The Japan example mentioned above only works because Japanese salaries in Japan have remained extremely low and Japanese is not an extremely mainstream language (making it harder for Japanese firms to offshore en masse - though they have done so in plenty of industries where they used to hold a lead like Battery Chemistry).

> by the late 2010s it was getting hard to find new grads who actually understood systems internals and OS/architecture concepts, so a lot of jobs adjacent to those ended up moving abroad to Israel, India, and Eastern Europe where universities still treat CS as engineering instead of an applied math disciple

That doesn’t fit my experience at all. The applied math vs engineering continuum is mostly dependent on whether a CS program at a given school came out of the engineering department or the math apartment. I haven’t noticed any shift on that spectrum coming from CS departments except that people are more likely to start out programming in higher level languages where they are more insulated from the hardware.

That’s the same across countries though. I certainly haven’t noticed that Indian or Eastern European CS grads have a better understanding of the OS or the underlying hardware.

> I certainly haven’t noticed that Indian or Eastern European CS grads have a better understanding of the OS or the underlying hardware.

Absolutely, but that's if they are exposed to these concepts, and that's become less the case beyond maybe a single OS class.

> except that people are more likely to start out programming in higher level languages where they are more insulated from the hardware

I feel that's part of the issue, but also, CS programs in the US are increasingly making computer architecture an optional class. And network specific classes have always been optional.

---------

Mind you, I am biased towards Cybersecurity, DevOps, DBs, and HPC because that is the industry I've worked on for over a decade now, and it legitimately has become difficult hiring new grads in the US with a "NAND-to-Tetris" mindset because curriculums have moved away from that aside from a couple top programs.

ABET still requires computer architecture and organization. And they also require coverage of networking.

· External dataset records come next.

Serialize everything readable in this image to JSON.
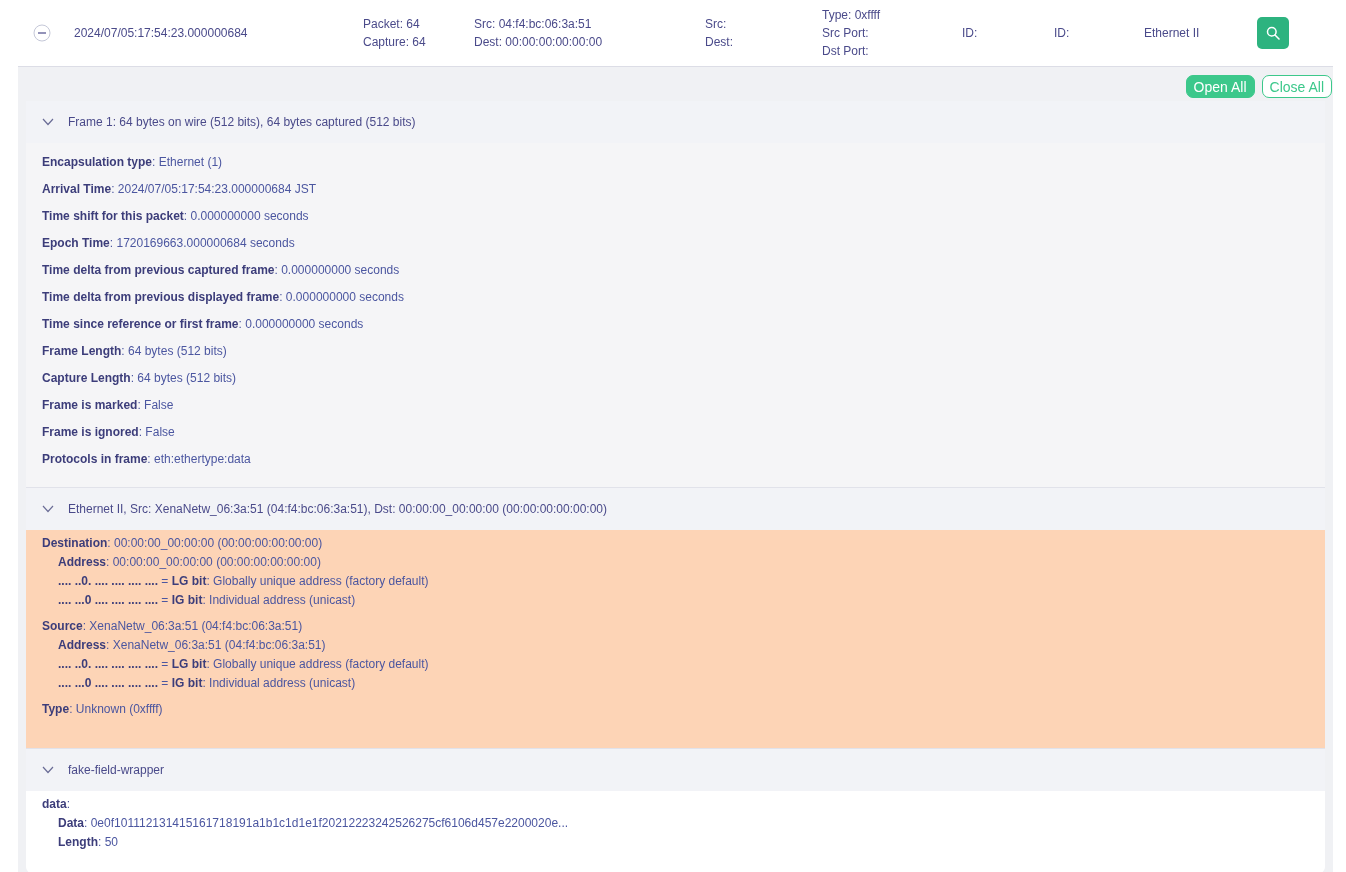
{
  "packet_row": {
    "expanded": true,
    "timestamp": "2024/07/05:17:54:23.000000684",
    "length_lines": [
      "Packet: 64",
      "Capture: 64"
    ],
    "mac_lines": [
      "Src: 04:f4:bc:06:3a:51",
      "Dest: 00:00:00:00:00:00"
    ],
    "ip_lines": [
      "Src:",
      "Dest:"
    ],
    "port_lines": [
      "Type: 0xffff",
      "Src Port:",
      "Dst Port:"
    ],
    "id_1": "ID:",
    "id_2": "ID:",
    "protocol": "Ethernet II"
  },
  "toolbar": [
    {
      "label": "Open All",
      "kind": "primary"
    },
    {
      "label": "Close All",
      "kind": "outline"
    }
  ],
  "sections": [
    {
      "title": "Frame 1: 64 bytes on wire (512 bits), 64 bytes captured (512 bits)",
      "expanded": true,
      "kind": "spaced",
      "highlighted": false,
      "groups": [
        {
          "lines": [
            "**Encapsulation type**: Ethernet (1)"
          ]
        },
        {
          "lines": [
            "**Arrival Time**: 2024/07/05:17:54:23.000000684 JST"
          ]
        },
        {
          "lines": [
            "**Time shift for this packet**: 0.000000000 seconds"
          ]
        },
        {
          "lines": [
            "**Epoch Time**: 1720169663.000000684 seconds"
          ]
        },
        {
          "lines": [
            "**Time delta from previous captured frame**: 0.000000000 seconds"
          ]
        },
        {
          "lines": [
            "**Time delta from previous displayed frame**: 0.000000000 seconds"
          ]
        },
        {
          "lines": [
            "**Time since reference or first frame**: 0.000000000 seconds"
          ]
        },
        {
          "lines": [
            "**Frame Length**: 64 bytes (512 bits)"
          ]
        },
        {
          "lines": [
            "**Capture Length**: 64 bytes (512 bits)"
          ]
        },
        {
          "lines": [
            "**Frame is marked**: False"
          ]
        },
        {
          "lines": [
            "**Frame is ignored**: False"
          ]
        },
        {
          "lines": [
            "**Protocols in frame**: eth:ethertype:data"
          ]
        }
      ]
    },
    {
      "title": "Ethernet II, Src: XenaNetw_06:3a:51 (04:f4:bc:06:3a:51), Dst: 00:00:00_00:00:00 (00:00:00:00:00:00)",
      "expanded": true,
      "kind": "grouped",
      "highlighted": true,
      "groups": [
        {
          "lines": [
            "**Destination**: 00:00:00_00:00:00 (00:00:00:00:00:00)"
          ],
          "children": [
            "**Address**: 00:00:00_00:00:00 (00:00:00:00:00:00)",
            "**.... ..0. .... .... .... ....** = **LG bit**: Globally unique address (factory default)",
            "**.... ...0 .... .... .... ....** = **IG bit**: Individual address (unicast)"
          ]
        },
        {
          "lines": [
            "**Source**: XenaNetw_06:3a:51 (04:f4:bc:06:3a:51)"
          ],
          "children": [
            "**Address**: XenaNetw_06:3a:51 (04:f4:bc:06:3a:51)",
            "**.... ..0. .... .... .... ....** = **LG bit**: Globally unique address (factory default)",
            "**.... ...0 .... .... .... ....** = **IG bit**: Individual address (unicast)"
          ]
        },
        {
          "lines": [
            "**Type**: Unknown (0xffff)"
          ]
        }
      ]
    },
    {
      "title": "fake-field-wrapper",
      "expanded": true,
      "kind": "grouped",
      "highlighted": false,
      "groups": [
        {
          "lines": [
            "**data**:"
          ],
          "children": [
            "**Data**: 0e0f101112131415161718191a1b1c1d1e1f20212223242526275cf6106d457e2200020e...",
            "**Length**: 50"
          ]
        }
      ]
    }
  ]
}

There are 130 ABET accredited programs in the US and a ton more programs that use it as an aspirational guide.

Based on your domain, I think a big part of what you’re seeing is that over the last 15 years there was a big shift in CS students away from people who are interested in computers towards people who want to make money.

The easiest way to make big bucks is in web development, so that’s where most graduates go. They think of DBA, devops, and cybersecurity as low status. The “low status” of those jobs becomes a bit of a self fulfilling prophecy. Few people in the US want to train for them or apply to them.

I also think that the average foreign worker doing these jobs isn’t equivalent to a new grad in the US. The majority have graduate degrees and work experience.

You could hire a 30 year old US employee with a graduate degree and work experience too for your entry level job. It would just cost a lot more.